In 1776, after his settlement with his two boys in Birmingham, Watt found his way back to Scotland. Here he was fortunate in securing orders for the fire engine, and still more fortunate in securing as his second wife Miss Anne M’Gregor of Glasgow. He could ill be spared at Soho, and Boulton writes, ”If we had a hundred wheel engines ready made, and a hundred small engines, we could readily dispose of them. Therefore let us make hay while the sun shines, and fill our barns before the dark cloud of age lowers upon us, and before any more Tubal-Cains arise like the serpents of Moses to devour all others. As to your absence, say nothing about it; I will forgive it this time, provided you promise me never to marry again.”

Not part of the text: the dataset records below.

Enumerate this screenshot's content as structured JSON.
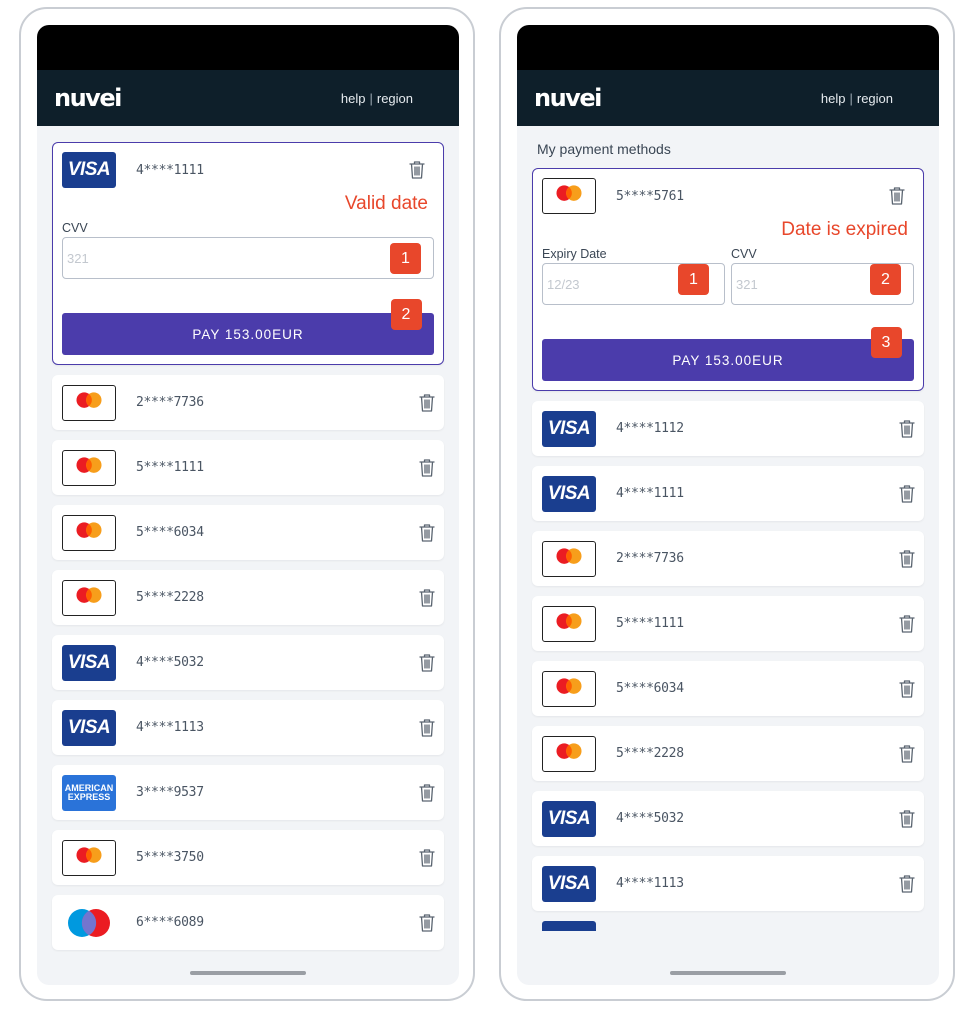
{
  "header": {
    "logo": "nuvei",
    "help": "help",
    "separator": "|",
    "region": "region"
  },
  "left": {
    "expanded": {
      "brand": "visa",
      "number": "4****1111",
      "notice": "Valid date",
      "cvv_label": "CVV",
      "cvv_placeholder": "321",
      "badge1": "1",
      "badge2": "2",
      "pay_label": "PAY 153.00EUR"
    },
    "cards": [
      {
        "brand": "mastercard",
        "number": "2****7736"
      },
      {
        "brand": "mastercard",
        "number": "5****1111"
      },
      {
        "brand": "mastercard",
        "number": "5****6034"
      },
      {
        "brand": "mastercard",
        "number": "5****2228"
      },
      {
        "brand": "visa",
        "number": "4****5032"
      },
      {
        "brand": "visa",
        "number": "4****1113"
      },
      {
        "brand": "amex",
        "number": "3****9537"
      },
      {
        "brand": "mastercard",
        "number": "5****3750"
      },
      {
        "brand": "maestro",
        "number": "6****6089"
      }
    ]
  },
  "right": {
    "section_title": "My payment methods",
    "expanded": {
      "brand": "mastercard",
      "number": "5****5761",
      "notice": "Date is expired",
      "expiry_label": "Expiry Date",
      "expiry_placeholder": "12/23",
      "cvv_label": "CVV",
      "cvv_placeholder": "321",
      "badge1": "1",
      "badge2": "2",
      "badge3": "3",
      "pay_label": "PAY 153.00EUR"
    },
    "cards": [
      {
        "brand": "visa",
        "number": "4****1112"
      },
      {
        "brand": "visa",
        "number": "4****1111"
      },
      {
        "brand": "mastercard",
        "number": "2****7736"
      },
      {
        "brand": "mastercard",
        "number": "5****1111"
      },
      {
        "brand": "mastercard",
        "number": "5****6034"
      },
      {
        "brand": "mastercard",
        "number": "5****2228"
      },
      {
        "brand": "visa",
        "number": "4****5032"
      },
      {
        "brand": "visa",
        "number": "4****1113"
      }
    ]
  },
  "brand_text": {
    "visa": "VISA",
    "mastercard": "mastercard",
    "amex_line1": "AMERICAN",
    "amex_line2": "EXPRESS",
    "maestro": "Maestro"
  },
  "colors": {
    "accent": "#4b3cab",
    "warning": "#e8472b",
    "header_bg": "#0e1f2a",
    "visa_blue": "#1a3e8f",
    "amex_blue": "#2a73d9"
  }
}
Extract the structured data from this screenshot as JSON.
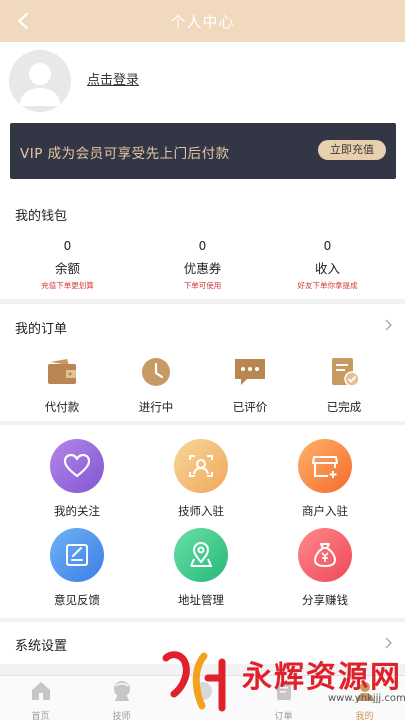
{
  "header": {
    "title": "个人中心"
  },
  "profile": {
    "login_label": "点击登录"
  },
  "vip": {
    "text": "VIP 成为会员可享受先上门后付款",
    "button": "立即充值"
  },
  "wallet": {
    "title": "我的钱包",
    "items": [
      {
        "value": "0",
        "label": "余额",
        "hint": "充值下单更划算"
      },
      {
        "value": "0",
        "label": "优惠券",
        "hint": "下单可使用"
      },
      {
        "value": "0",
        "label": "收入",
        "hint": "好友下单你拿提成"
      }
    ]
  },
  "orders": {
    "title": "我的订单",
    "items": [
      {
        "label": "代付款",
        "icon": "wallet-icon"
      },
      {
        "label": "进行中",
        "icon": "clock-icon"
      },
      {
        "label": "已评价",
        "icon": "comment-icon"
      },
      {
        "label": "已完成",
        "icon": "done-icon"
      }
    ]
  },
  "tools": {
    "items": [
      {
        "label": "我的关注",
        "icon": "heart-icon"
      },
      {
        "label": "技师入驻",
        "icon": "technician-icon"
      },
      {
        "label": "商户入驻",
        "icon": "shop-icon"
      },
      {
        "label": "意见反馈",
        "icon": "feedback-icon"
      },
      {
        "label": "地址管理",
        "icon": "location-icon"
      },
      {
        "label": "分享赚钱",
        "icon": "money-bag-icon"
      }
    ]
  },
  "settings": {
    "title": "系统设置"
  },
  "tabbar": {
    "items": [
      {
        "label": "首页",
        "icon": "home-icon"
      },
      {
        "label": "技师",
        "icon": "technician-tab-icon"
      },
      {
        "label": "",
        "icon": "center-tab-icon"
      },
      {
        "label": "订单",
        "icon": "order-tab-icon"
      },
      {
        "label": "我的",
        "icon": "user-tab-icon"
      }
    ]
  },
  "watermark": {
    "text": "永辉资源网",
    "url": "www.yhkjjj.com"
  },
  "colors": {
    "header": "#f0d9bd",
    "gold": "#c79a63",
    "vip_bg": "#333745",
    "hint_red": "#d53a3a"
  }
}
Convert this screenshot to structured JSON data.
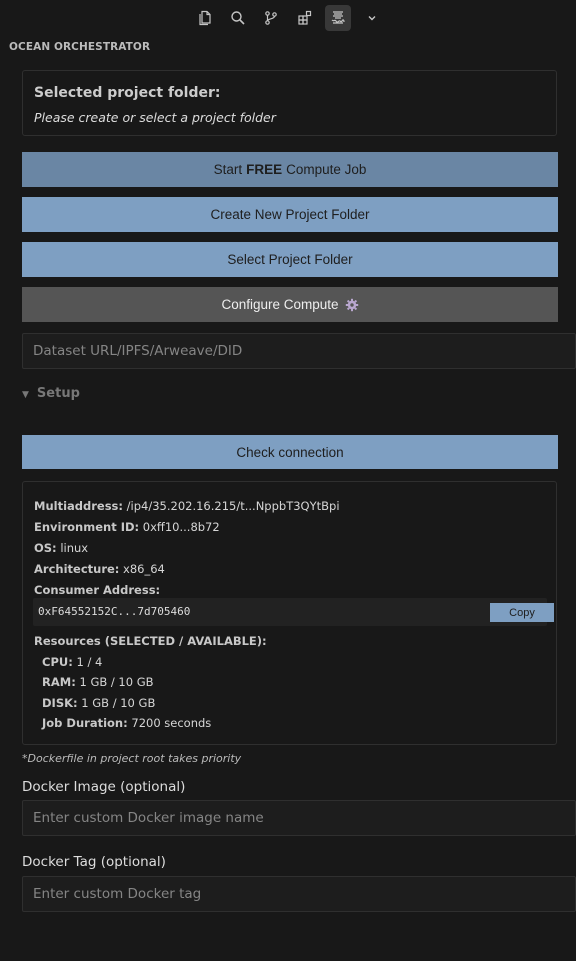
{
  "toolbar": {
    "icons": [
      "explorer-icon",
      "search-icon",
      "source-control-icon",
      "extensions-icon",
      "ocean-icon",
      "chevron-down-icon"
    ]
  },
  "section": {
    "title": "OCEAN ORCHESTRATOR"
  },
  "project": {
    "heading": "Selected project folder:",
    "status": "Please create or select a project folder"
  },
  "buttons": {
    "start_prefix": "Start",
    "start_bold": "FREE",
    "start_suffix": "Compute Job",
    "create_folder": "Create New Project Folder",
    "select_folder": "Select Project Folder",
    "configure": "Configure Compute",
    "check_connection": "Check connection",
    "copy": "Copy"
  },
  "dataset": {
    "placeholder": "Dataset URL/IPFS/Arweave/DID"
  },
  "setup": {
    "label": "Setup"
  },
  "environment": {
    "multiaddress_label": "Multiaddress:",
    "multiaddress_value": "/ip4/35.202.16.215/t...NppbT3QYtBpi",
    "env_id_label": "Environment ID:",
    "env_id_value": "0xff10...8b72",
    "os_label": "OS:",
    "os_value": "linux",
    "arch_label": "Architecture:",
    "arch_value": "x86_64",
    "consumer_label": "Consumer Address:",
    "consumer_value": "0xF64552152C...7d705460",
    "resources_label": "Resources (SELECTED / AVAILABLE):",
    "cpu_label": "CPU:",
    "cpu_value": "1 / 4",
    "ram_label": "RAM:",
    "ram_value": "1 GB / 10 GB",
    "disk_label": "DISK:",
    "disk_value": "1 GB / 10 GB",
    "duration_label": "Job Duration:",
    "duration_value": "7200 seconds"
  },
  "docker": {
    "note": "*Dockerfile in project root takes priority",
    "image_label": "Docker Image (optional)",
    "image_placeholder": "Enter custom Docker image name",
    "tag_label": "Docker Tag (optional)",
    "tag_placeholder": "Enter custom Docker tag"
  }
}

The engines were principally demanded for the mining districts of Cornwall, where their efficiency in pumping the water out of the deep mines was at once manifest. At first, they charged a royalty for the use of their patent ÿviz., one third of the value of the saving of coal effected by their engine as compared to Newcomen’s. The uplifting of this royalty, the erecting of new engines, and the repair of those in use required a member of the firm to be always in the district. Watt undertook these duties. He had to contend not only with natural obstacles in the dark abysses of deeply flooded mines, but with a rude and obstinate class of men as deeply flooded by inveterate prejudices. His letters about this time remind us of the strains in which Ovid bewailed his exile to the remote and savage Pontus. “Peace of mind and delivery from Cornwall is my prayer. Those wilds might be defined a tract of hills without dales, where the roads go straight up the hills without flinching, and where the enginemen actually eat the grease from the engine.” And yet he must have been doing an enormous service to the mining interest, for he writes, “If we had not furnished them with more effectual means of drawing the water, I believe all the deep mines must have been abandoned.”

Many of his worries arose from the fact that he had to do so much personally. There were not workmen sufficiently skilled to be relied on. One exception he fortunately found whose name should not be forgotten in any account of Watt. This was William Murdoch, a relative of the John Murdoch who taught Robert Burns. Murdoch had assisted his father, farmer and miller, at Auchinleck. He had gained a fair knowledge of machinery, some practical experience at the bench, and had even designed and built bridges. Intelligent and ambitious, he had heard of Watt and his famous fire engine, and he resolved in 1777 to go to Birmingham and try whether he could get a job from the great engineer at Soho. He was then in his twenty-third year.